WASHINGTON — Rudolpho “Rudy” Panaglima was just 13 when he joined his father in a Filipino guerrilla unit that worked in secret with the U.S. Army during World War II.
WASHINGTON — Rudolpho “Rudy” Panaglima was just 13 when he joined his father in a Filipino guerrilla unit that worked in secret with the U.S. Army during World War II.
His youth helped Panaglima sneak past Japanese forces as a courier and scout, bringing back information, food and medicine to U.S. soldiers in the mountains of the Philippines, near his home in Cagayan.
Panaglima was among more than 250,000 Filipinos who fought with the United States during World War II, including at least 60,000 who were killed. After the war ended, President Harry Truman signed laws that stripped away promises of benefits and citizenship for Panaglima and other Filipino veterans.
Now 70 years later, Panaglima and other veterans are winning some of their benefits back. The veterans received lump-sum payments as part of the 2009 economic stimulus law, and as this week are eligible to be reunited in the U.S. with relatives living in the Philippines.
Panaglima, now 86, says two of his four grown children have been waiting to come to the U.S. since 1995. Under a program authorized by President Barack Obama, two sons living in the Philippines will soon move to suburban Washington to care for Panaglima and his wife, Pura, 83.

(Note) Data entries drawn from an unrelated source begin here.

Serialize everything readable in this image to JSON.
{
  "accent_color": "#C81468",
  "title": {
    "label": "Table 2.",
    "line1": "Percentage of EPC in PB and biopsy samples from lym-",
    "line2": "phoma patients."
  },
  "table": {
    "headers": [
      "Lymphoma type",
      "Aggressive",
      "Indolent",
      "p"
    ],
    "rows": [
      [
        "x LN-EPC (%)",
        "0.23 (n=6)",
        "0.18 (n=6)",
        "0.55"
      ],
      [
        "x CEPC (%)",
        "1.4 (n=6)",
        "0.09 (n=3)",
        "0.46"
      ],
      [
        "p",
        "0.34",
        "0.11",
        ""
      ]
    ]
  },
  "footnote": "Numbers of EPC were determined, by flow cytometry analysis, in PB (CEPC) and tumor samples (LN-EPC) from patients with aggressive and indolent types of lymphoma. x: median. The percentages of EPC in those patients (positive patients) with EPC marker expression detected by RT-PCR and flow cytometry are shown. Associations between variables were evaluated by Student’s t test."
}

“That is what I am dreaming because of our age now,” said Panaglima, who was the featured speaker Thursday at a Capitol ceremony marking the Filipino World War II Veterans Parole program. The program will allow an estimated 2,000 to 6,000 Filipino-American World War II veterans living in the U.S. to be reunited with family members who live outside the U.S., mostly in the Philippines.
“Filipino World War II veterans have been waiting patiently for decades to be reunited with their families,” said Sen. Mazie Hirono, D-Hawaii, who worked with the Obama administration to create the program, which took effect Wednesday. The veterans and their spouses — most of whom are in their eighties or nineties — “will finally be able to apply to bring their adult children to the United States,” Hirono said.
Retired Maj. Gen. Tony Taguba, a Philippines-native who served in the U.S. Army for 34 years, said the reunification program begins to right a wrong “deeply rooted in American history.”
“Slowly but surely our country has taken leadership to correct this injustice,” Taguba said Thursday, noting that Filipino veterans who helped win World War II “paid a huge price.”
For those who survived, “the humiliation and indignation they suffered still resonate,” Taguba said.
Under the new program, U.S. Citizenship and Immigration Services will allow Filipino veterans and their spouses to apply for a grant of parole that allows family members to come to the United States as they wait for immigrant visas to be approved. In limited cases, some relatives will be able to seek parole on their own behalf if the World War II veteran or spouse is deceased.